Dmitry Gutov presents a new series of his three-dimensional works in metal. This time, he takes as his source ancient Russian icons. Working with icon imagery is quite logical from a formal point of view since it is well known that icons were based on so-called exempla – drawn samples of images – a set of which was owned by practically every professional icon painter. Gutov himself claims that he chose not to use any exempla that survive in archives because of how standardized they are. Indeed, the creative moment in a Russian icon begins not with the act of copying and repetition, but from its failure when an unforeseen discrepancy occurs.

It is very difficult to determine the genre of these art objects.

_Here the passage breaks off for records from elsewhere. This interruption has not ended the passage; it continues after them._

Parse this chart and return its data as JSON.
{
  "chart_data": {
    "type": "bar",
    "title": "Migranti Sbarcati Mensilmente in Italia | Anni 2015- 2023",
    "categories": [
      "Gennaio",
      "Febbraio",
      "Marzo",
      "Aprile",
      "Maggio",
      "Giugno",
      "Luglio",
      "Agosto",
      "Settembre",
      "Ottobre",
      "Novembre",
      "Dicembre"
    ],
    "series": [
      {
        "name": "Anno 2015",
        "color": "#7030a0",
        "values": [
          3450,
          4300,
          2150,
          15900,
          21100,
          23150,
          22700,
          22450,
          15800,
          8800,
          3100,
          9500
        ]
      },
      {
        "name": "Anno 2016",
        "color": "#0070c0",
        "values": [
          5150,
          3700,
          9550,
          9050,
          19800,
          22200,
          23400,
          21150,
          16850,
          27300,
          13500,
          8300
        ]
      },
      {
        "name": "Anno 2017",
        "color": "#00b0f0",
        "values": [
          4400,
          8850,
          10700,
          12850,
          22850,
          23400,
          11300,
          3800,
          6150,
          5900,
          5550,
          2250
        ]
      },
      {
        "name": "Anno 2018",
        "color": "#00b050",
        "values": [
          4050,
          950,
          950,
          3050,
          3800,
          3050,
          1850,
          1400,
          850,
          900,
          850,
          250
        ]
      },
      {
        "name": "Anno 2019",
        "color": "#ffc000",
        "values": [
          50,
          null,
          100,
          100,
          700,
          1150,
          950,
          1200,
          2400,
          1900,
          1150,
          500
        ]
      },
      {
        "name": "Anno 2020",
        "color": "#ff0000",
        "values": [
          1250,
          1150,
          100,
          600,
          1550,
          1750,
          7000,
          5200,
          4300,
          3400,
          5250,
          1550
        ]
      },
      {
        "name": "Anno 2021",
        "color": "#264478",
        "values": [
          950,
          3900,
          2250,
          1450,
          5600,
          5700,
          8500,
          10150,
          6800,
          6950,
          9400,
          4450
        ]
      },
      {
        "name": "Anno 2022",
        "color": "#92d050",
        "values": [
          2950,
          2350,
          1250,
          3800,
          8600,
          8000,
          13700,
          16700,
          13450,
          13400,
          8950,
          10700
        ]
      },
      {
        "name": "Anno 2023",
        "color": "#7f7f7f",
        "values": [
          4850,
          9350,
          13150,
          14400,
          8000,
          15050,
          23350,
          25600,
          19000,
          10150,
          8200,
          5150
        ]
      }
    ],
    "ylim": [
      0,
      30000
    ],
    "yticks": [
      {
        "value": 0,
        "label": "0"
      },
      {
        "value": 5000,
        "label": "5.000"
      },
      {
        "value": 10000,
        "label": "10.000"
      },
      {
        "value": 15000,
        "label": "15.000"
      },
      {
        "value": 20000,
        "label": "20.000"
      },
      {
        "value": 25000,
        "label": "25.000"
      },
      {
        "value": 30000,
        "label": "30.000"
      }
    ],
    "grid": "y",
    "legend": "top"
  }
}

A flat ornate metal “grate” is made into a peculiar type of dimensional sculpture. As soon as one steps slightly to the right or left, the image begins to get distorted. And this distortion goes through all the stages of the development of Russian art in the 20th century, from cubism, to expressionism, to radical abstraction. “Left” and “right”, moreover, are words that in political parlance denote political preferences. Is it possible that all these distortions happened due to an excessive politicization of artistic vision? Due to the interference in art of real politics, be it “right” or “left”? Let these questions remain a Damoclean sword without presupposing a definite answer.

Gutov’s works are a literalizing embodiment of the history of art. A demonstration of practically all of the 20th century’s art history stems from a simple and natural act of circling a sculpture. In a traditional sculpture in the round, the viewer gets different perspectives of the same volume; in Gutov’s sculptures, on the other hand, this volume does not exist, and each new perspective denies the previous one.

This is history of art as a physical movement of a body in space.